Between the woman and the check-out guy lay a immense bag of dog food branded for large dogs. Pictures of huskies appeared on its side.
The shopper behind her in line had fair-minded asked her what kind of canine she owns.
“Oh no,” she said, smiling an oh-don’t-be-silly smile. “I don’t have a dog. This is for the raccoons .”
It was that answer that had the previously peaceful clerk looking like he was close to creating a clean-up-on-register-two kettle of fish.

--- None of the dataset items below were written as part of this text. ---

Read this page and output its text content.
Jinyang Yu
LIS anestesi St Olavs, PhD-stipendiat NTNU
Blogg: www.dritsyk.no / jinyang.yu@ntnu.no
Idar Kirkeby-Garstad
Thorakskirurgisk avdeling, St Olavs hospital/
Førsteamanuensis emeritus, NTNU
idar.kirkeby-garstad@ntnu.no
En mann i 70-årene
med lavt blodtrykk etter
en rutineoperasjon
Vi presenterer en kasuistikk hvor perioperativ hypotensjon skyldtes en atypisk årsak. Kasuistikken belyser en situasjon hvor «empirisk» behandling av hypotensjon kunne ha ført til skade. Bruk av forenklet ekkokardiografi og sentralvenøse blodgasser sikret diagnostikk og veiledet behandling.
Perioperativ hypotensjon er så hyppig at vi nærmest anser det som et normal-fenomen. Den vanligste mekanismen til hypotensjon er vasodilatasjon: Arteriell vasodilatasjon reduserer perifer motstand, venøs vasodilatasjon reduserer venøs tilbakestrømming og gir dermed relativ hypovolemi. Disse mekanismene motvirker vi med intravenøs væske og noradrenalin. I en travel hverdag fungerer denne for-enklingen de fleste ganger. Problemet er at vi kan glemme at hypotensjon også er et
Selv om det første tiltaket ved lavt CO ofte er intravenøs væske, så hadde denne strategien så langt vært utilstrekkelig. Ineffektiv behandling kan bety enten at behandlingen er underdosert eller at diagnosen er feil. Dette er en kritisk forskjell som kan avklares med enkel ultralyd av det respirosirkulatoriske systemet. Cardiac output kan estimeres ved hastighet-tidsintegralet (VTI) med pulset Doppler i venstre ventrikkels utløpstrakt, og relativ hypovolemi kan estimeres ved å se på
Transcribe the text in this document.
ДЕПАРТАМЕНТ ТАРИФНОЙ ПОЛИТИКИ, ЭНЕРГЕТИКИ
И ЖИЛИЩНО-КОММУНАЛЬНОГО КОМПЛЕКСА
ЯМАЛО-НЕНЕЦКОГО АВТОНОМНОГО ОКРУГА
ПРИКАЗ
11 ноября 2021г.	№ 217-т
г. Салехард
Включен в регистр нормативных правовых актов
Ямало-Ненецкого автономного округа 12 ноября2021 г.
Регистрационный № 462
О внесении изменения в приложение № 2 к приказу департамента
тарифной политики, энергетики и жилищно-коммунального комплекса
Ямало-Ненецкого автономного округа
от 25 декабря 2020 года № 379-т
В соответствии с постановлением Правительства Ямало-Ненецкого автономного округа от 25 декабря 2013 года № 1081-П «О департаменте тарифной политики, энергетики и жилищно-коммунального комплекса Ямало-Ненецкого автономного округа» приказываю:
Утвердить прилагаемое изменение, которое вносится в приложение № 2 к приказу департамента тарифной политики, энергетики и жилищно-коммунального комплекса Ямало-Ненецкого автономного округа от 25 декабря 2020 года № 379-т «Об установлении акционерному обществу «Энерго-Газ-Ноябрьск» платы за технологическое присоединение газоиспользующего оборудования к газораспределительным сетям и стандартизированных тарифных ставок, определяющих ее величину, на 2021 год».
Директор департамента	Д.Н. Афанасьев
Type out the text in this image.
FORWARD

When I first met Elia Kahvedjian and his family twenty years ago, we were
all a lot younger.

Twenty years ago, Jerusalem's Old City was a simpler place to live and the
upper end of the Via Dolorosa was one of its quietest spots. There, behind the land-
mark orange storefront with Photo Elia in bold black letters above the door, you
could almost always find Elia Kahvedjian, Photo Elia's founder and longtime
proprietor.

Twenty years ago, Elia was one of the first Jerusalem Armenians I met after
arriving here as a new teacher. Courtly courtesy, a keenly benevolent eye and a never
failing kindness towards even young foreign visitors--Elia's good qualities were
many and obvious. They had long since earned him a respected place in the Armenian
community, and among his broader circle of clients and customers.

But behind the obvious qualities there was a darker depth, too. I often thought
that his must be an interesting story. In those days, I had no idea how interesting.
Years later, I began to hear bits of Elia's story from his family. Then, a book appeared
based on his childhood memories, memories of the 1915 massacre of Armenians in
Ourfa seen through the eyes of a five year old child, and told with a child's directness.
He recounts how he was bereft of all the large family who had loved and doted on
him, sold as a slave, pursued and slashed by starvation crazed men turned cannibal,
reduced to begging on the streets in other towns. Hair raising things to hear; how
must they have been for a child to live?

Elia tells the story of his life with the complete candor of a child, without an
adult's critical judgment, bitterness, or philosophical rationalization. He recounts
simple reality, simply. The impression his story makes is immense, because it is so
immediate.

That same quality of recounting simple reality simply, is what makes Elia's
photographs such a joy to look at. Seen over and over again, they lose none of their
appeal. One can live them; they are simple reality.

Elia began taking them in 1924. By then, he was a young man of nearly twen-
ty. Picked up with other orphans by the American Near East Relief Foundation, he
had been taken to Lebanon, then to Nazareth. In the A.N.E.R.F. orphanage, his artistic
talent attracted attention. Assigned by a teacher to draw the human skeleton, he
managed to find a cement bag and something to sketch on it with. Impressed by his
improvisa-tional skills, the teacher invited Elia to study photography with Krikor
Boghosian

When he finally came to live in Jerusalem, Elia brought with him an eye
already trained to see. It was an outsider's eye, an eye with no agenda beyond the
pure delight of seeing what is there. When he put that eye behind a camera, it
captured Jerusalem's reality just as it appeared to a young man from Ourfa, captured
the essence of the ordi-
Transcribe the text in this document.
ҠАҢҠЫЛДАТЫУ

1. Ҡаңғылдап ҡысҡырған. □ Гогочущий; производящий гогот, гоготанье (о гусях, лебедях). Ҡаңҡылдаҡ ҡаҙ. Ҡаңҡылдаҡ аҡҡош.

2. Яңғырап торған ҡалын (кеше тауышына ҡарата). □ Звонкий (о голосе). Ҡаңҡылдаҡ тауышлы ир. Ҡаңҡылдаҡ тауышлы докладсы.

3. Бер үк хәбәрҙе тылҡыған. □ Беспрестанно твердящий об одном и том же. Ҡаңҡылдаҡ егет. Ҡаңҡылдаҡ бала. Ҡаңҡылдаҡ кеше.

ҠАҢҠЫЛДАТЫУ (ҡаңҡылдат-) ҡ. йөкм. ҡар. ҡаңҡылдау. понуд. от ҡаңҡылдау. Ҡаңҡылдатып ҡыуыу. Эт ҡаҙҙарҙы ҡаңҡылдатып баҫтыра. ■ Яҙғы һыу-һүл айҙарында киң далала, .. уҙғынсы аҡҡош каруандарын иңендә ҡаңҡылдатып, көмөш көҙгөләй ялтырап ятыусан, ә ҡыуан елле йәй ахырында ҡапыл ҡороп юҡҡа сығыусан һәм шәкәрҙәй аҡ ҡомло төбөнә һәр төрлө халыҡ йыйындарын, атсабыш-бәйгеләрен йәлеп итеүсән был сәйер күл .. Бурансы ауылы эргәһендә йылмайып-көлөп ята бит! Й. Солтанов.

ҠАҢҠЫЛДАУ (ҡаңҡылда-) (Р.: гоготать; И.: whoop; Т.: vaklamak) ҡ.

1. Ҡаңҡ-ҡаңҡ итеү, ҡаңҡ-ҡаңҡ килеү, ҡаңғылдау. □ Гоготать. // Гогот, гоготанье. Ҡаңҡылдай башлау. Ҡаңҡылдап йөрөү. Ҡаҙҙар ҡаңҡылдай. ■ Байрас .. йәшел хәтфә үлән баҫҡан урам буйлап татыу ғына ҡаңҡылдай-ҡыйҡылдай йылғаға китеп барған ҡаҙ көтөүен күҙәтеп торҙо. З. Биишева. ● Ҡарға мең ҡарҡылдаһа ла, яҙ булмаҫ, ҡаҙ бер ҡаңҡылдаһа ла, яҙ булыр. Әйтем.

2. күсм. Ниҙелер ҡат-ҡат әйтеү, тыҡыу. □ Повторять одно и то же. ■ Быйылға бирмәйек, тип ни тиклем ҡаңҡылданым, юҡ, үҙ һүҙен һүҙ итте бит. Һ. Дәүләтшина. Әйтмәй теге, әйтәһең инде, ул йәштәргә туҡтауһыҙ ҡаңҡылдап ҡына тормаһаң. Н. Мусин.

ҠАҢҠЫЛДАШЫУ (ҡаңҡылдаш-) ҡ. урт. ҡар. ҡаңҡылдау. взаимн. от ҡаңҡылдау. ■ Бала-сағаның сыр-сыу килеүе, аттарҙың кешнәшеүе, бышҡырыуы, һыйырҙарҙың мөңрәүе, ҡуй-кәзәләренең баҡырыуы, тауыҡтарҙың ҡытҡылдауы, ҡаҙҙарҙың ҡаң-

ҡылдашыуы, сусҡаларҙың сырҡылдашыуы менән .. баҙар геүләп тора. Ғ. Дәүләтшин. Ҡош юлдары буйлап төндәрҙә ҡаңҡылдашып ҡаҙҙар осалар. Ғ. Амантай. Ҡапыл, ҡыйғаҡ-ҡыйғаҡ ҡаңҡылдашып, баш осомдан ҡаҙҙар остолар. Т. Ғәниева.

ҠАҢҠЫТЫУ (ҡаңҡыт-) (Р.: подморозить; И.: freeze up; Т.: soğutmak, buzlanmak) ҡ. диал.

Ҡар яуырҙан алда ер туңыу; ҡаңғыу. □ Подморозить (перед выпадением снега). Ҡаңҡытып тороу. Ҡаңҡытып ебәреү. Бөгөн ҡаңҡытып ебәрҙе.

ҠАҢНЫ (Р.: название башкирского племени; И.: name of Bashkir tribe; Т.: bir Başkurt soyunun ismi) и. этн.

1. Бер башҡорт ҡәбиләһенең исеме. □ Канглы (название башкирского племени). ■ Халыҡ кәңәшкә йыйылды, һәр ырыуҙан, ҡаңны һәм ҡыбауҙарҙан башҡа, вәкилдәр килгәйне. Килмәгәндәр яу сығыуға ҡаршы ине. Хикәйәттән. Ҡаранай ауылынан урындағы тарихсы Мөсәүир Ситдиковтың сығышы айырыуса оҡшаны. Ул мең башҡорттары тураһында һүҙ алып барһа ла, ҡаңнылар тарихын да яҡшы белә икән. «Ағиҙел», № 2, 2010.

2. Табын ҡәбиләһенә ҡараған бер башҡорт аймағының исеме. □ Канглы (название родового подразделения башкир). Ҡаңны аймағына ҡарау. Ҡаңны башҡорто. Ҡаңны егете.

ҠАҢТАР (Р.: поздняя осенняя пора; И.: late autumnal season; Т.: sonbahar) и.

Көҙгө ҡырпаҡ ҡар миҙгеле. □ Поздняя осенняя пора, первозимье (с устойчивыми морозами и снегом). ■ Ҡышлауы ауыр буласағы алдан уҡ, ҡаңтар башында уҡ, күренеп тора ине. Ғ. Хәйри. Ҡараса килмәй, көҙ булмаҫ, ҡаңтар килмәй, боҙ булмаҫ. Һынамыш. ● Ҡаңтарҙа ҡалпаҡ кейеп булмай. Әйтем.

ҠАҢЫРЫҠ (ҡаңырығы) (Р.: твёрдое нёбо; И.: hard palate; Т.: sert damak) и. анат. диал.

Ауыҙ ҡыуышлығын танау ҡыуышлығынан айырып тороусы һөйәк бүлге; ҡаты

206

Both reactions are at least a little bit understandable. People like the clerk know the pudgy bandits have attacked and injured pets and even humans, evidently unprovoked, in incidents that range from a gang-like jumping just up Highway 101 last winter to a Carmel ass-chomping upshot that still haunts a homemaker three years later (events that can peak right around now, when baby raccoons are knowledge to leave the den with protective mothers). Or that they plunder trash cans and tear through roofs, drywall and vents to fancy attics, joists and crawl spaces their own cozy disaster areas, complete with latrines range enough to curl nose hairs. Their feces precipitated the local community’s saddest wildlife-interconnected tragedy in a generation when a toddler named Casey Read was blinded and brain damaged after ingesting roundworm-infected raccoon scat in 1998.